Evaluation and Field Validation of PCR Tests for Detection of Actinobacillus pleuropneumoniae in Subclinically Infected Pigs

Abstract

ABSTRACT Eight PCR tests were evaluated for their abilities to detect Actinobacillus pleuropneumoniae in swine tonsils. At first they were compared regarding their specificities by using A. pleuropneumoniae and related bacterial species and their analytical sensitivities by using tonsils experimentally infected in vitro. PCRs were carried out both directly with tonsil homogenates (direct PCR) and after culture of the sample (after-culture PCR). Most tests demonstrated good specificities; however, some tests gave false-positive results with some non- A. pleuropneumoniae species.

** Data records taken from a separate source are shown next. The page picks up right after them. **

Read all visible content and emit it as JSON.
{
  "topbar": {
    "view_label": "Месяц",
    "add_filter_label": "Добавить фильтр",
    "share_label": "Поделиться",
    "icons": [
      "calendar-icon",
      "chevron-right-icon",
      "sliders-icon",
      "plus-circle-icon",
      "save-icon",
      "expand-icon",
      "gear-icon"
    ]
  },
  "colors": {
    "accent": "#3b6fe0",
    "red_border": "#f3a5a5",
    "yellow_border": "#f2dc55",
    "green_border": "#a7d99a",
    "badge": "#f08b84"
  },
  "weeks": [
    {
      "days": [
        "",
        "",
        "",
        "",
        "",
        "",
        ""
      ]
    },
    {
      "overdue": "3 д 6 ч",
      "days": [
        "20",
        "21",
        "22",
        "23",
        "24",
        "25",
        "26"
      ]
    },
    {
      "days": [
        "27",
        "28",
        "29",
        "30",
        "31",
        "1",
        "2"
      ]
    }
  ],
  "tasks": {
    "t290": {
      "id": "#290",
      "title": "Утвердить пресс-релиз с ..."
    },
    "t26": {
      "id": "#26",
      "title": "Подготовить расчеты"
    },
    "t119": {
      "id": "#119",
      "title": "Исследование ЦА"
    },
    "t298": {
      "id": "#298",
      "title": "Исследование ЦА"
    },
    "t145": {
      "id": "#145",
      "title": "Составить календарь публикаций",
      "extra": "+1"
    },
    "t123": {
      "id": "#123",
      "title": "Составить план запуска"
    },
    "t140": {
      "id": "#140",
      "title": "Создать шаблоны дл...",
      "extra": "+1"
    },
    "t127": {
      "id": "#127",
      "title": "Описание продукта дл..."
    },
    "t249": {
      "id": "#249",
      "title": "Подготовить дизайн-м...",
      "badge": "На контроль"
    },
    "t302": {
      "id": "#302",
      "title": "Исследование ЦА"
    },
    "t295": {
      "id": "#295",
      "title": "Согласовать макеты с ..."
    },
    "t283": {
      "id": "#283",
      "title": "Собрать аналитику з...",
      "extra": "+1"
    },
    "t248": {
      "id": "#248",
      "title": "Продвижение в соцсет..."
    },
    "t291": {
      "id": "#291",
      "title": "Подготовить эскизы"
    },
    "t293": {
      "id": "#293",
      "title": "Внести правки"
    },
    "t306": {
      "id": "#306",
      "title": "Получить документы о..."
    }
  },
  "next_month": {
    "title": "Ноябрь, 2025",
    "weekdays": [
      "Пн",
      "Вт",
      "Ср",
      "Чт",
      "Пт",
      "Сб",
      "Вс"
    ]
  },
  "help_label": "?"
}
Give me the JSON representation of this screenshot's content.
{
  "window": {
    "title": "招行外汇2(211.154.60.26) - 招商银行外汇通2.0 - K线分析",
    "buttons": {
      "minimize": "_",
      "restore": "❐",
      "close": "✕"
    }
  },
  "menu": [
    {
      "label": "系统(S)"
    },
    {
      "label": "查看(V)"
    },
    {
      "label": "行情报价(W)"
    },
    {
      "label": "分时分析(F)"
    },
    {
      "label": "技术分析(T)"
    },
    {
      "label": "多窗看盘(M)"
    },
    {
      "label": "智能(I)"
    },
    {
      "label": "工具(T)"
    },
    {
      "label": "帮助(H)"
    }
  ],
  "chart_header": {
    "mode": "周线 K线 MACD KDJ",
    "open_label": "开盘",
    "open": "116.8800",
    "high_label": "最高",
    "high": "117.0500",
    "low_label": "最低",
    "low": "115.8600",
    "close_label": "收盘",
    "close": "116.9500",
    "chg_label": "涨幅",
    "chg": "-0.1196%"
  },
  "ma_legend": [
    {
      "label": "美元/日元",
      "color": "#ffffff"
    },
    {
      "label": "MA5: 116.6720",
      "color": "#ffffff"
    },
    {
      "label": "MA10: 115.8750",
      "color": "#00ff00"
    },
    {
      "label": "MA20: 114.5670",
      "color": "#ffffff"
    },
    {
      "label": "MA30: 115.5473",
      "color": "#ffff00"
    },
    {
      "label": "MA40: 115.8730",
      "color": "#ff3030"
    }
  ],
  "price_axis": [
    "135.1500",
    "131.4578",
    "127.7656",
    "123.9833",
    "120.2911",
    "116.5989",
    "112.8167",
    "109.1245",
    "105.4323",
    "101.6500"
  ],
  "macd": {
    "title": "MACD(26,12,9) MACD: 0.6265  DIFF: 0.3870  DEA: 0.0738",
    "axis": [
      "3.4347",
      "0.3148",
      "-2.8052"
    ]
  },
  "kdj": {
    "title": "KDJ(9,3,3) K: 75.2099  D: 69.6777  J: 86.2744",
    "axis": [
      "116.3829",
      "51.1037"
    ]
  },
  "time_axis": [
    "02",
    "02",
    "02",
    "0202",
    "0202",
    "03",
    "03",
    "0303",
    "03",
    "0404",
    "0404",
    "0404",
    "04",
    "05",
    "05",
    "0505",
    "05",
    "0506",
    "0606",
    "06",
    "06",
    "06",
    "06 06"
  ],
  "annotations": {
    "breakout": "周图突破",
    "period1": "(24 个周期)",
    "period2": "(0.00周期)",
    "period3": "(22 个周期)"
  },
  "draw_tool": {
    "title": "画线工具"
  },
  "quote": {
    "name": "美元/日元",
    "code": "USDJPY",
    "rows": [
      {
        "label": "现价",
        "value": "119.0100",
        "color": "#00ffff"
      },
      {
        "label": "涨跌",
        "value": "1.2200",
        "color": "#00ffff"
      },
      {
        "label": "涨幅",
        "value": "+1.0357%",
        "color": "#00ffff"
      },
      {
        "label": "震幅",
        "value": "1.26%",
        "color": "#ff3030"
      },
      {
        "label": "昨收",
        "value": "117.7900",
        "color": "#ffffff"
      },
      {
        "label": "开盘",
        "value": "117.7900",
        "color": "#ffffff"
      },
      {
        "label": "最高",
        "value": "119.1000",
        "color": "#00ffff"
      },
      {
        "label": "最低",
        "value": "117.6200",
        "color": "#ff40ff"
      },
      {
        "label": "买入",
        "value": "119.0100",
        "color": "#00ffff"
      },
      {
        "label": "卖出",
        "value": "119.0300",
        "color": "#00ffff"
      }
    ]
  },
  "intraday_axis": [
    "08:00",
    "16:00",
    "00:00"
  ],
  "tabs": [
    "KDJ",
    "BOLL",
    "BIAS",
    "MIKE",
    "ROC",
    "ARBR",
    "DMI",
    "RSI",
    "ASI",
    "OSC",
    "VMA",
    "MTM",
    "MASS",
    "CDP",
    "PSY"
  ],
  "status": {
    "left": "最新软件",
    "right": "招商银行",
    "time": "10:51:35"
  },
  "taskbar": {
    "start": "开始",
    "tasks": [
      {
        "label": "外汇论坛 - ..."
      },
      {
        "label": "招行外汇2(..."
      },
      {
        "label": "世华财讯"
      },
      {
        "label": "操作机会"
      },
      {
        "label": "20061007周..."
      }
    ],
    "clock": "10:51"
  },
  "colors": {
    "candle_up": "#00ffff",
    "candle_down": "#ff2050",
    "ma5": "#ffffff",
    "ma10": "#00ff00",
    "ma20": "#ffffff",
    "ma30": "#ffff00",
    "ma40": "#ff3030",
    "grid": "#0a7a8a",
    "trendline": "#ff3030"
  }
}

High degrees of variation in the analytical sensitivities among the tests were observed for the direct PCRs (10 9 to 10 2 CFU/g of tonsil), whereas those of most of the after-culture PCRs were similar (10 2 CFU/g of tonsil). In a second phase, the effects of sample storage time and storage conditions were evaluated by using tonsils from experimentally infected animals. Storage at −20°C allowed the detection of the organism for at least 4 months. Finally, the omlA PCR test described by Savoye et al. (C. Savoye et al., Vet. Microbiol. 73:337-347, 2000) and the commercially available Adiavet App PCR test were further validated with field samples. Their effectiveness was compared to those of standard and immunomagnetic separation-based methods of bacterial isolation. In addition, a comparison of tonsil biopsy specimens (from living animals) and whole tonsils (collected at the slaughterhouse) was also conducted. A. pleuropneumoniae was neither isolated nor detected by PCR from a herd serologically negative for A. pleuropneumoniae . PCR was more sensitive than the standard isolation method with whole tonsils from three infected herds. After-culture PCR offered the highest degree of sensitivity (93 and 83% for the omlA and Adiavet App PCRs, respectively). The PCR detection rate was higher with whole tonsils than with tonsil biopsy specimens. Good agreement (κ = 0.65) was found between the presence of A. pleuropneumoniae in tonsils and the individual serological status of the animals.